KAUST researchers have developed a method using high-intensity pulses of light to remove carbon-based organic micropollutants from wastewater. By using a pulsed light system previously used for semiconductor materials, the team dramatically accelerated the photodegradation treatment. The high-intensity pulsed light (HIPL) triggers decomposition of organic micropollutants (OMPs) with extraordinary degradation rates within milliseconds. Why it matters: This treatment offers a potentially scalable solution to the increasing environmental problem of OMPs in waterways, addressing a critical need in water treatment technologies for the region.
A KAUST-led team developed a nano-optical chip capable of generating and controlling nanoscale rogue waves. The chip, detailed in Nature Physics, uses a planar photonic crystal fabricated at the University of St. Andrews and tested at FOM Institute AMOLF. It enables unprecedented control over these rare, high-energy events, opening possibilities for energy research and environmental safety. Why it matters: This innovation provides a new platform for studying extreme events and potentially harnessing their energy, advancing both fundamental science and practical applications in areas like renewable energy and disaster prevention.
John Pantoja from the Directed Energy Research Center at TII presented a method to estimate the effects of high current impulses on electro-conductive textiles. The method uses specific action, a parameter to determine burst of exploding wires, and a new equivalent electrical circuit. The model estimates the current intensity needed to melt the conductive layer at contact areas between yarns, and is validated experimentally on ripstop woven fabrics. Why it matters: The research explores conductive fabrics for portable lightning protection shelters, potentially reducing lightning-related accidents in high-risk populations.
TII's Directed Energy Research Center (DERC) is now the first in the GCC to reproduce high-altitude electromagnetic pulses (HEMP) from nuclear reactions using its EMC labs, in partnership with Montena Technologies. The Nuclear Electromagnetic Pulse Simulator allows local testing of critical infrastructure and electronics, reducing reliance on foreign facilities. DERC's capabilities will support government entities and industries in hardening equipment against international standards. Why it matters: This provides strategic autonomy and enhances the UAE's ability to protect critical infrastructure from electromagnetic threats, benefiting various sectors including emergency services, telecommunications, and finance.
The Directed Energy Research Center (DERC) at TII will participate in the 2021 Joint IEEE International Symposium on Electromagnetic Compatibility, Signal & Power Integrity, and EMC Europe. DERC will present scientific papers and a tutorial on Nuclear Electromagnetic Pulse (NEMP) with ETS Lindgren, led by Dr. Nicolas Mora. Dr. Mora and Professor Farhad Rachidi will present a tutorial on High Altitude Electromagnetic Pulse (HEMP), Electromagnetic Pulse (EMP), and Intentional Electromagnetic Interference (IEMI). Why it matters: The participation highlights the UAE's growing expertise in electromagnetic compatibility and protection, particularly regarding critical infrastructure resilience against electromagnetic threats.

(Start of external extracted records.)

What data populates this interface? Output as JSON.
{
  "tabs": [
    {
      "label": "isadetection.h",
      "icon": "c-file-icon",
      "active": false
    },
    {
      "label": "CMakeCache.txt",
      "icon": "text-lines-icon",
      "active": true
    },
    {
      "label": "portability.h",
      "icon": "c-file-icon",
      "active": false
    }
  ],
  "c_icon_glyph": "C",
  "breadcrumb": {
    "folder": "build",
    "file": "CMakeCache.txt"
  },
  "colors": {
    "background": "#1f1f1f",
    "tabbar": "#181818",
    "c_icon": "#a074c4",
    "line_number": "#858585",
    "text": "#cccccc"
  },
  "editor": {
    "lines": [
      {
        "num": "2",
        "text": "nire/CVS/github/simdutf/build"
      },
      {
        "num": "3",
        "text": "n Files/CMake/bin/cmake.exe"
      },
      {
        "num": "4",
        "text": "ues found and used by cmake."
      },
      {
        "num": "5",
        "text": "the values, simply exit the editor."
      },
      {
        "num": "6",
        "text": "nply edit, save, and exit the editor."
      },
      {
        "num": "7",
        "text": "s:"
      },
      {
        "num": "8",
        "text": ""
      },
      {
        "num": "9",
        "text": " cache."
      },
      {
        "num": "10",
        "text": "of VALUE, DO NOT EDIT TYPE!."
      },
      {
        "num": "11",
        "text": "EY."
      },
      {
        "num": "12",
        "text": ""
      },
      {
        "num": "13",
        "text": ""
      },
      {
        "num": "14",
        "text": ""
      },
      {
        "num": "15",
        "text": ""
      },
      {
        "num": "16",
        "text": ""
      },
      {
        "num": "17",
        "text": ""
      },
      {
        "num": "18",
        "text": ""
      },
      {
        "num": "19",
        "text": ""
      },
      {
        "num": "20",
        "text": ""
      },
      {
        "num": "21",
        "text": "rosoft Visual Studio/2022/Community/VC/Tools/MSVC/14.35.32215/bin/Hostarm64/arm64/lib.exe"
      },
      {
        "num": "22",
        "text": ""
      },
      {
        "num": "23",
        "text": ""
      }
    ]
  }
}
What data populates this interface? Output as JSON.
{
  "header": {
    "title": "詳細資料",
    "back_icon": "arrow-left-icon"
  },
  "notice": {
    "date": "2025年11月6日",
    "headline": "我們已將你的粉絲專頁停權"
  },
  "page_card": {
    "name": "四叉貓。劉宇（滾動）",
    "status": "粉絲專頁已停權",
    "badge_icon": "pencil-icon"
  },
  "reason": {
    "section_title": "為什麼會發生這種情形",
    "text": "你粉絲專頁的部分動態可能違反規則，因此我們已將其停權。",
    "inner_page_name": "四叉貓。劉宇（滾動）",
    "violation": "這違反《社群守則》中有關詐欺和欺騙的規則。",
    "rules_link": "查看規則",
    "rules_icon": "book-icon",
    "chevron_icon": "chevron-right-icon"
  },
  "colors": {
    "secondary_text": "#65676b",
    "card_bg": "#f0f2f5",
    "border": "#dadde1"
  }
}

KAUST researchers have integrated a hexagonal boron nitride sheet into CMOS microchips, creating a hybrid 2D-CMOS microchip. This integration leverages the electrical and thermal properties of 2D materials, resulting in circuits that are smaller, more energy-efficient, and have longer lifespans. The KAUST Imaging and Characterization Core Lab contributed to the observations in this study, which involved researchers from six countries. Why it matters: This achievement represents a significant advancement in microchip miniaturization and performance, potentially impacting various electronic applications.
KAUST researchers have published a review paper in Science magazine covering memristor technology, comparing it to the original transistor. Dr. Mario Lanza is the lead author of the paper, which summarizes data supporting memristor technology readiness across materials and applications. The paper statistically shows the technical criteria for how memristors function in various configurations. Why it matters: Memristors could become the new switching technology standard, surpassing transistors in speed and operational efficiency, especially as current chip technology reaches its quantum limit in terms of size.
KAUST researchers are working on solutions to regional and global problems. A KAUST underwater glider completed 1,000 dives in the Red Sea. KAUST was ranked 19th globally in the Nature Index 2016 of top institutions for high-quality science. Why it matters: This illustrates KAUST's commitment to impactful research and its role as a leading scientific institution in the region.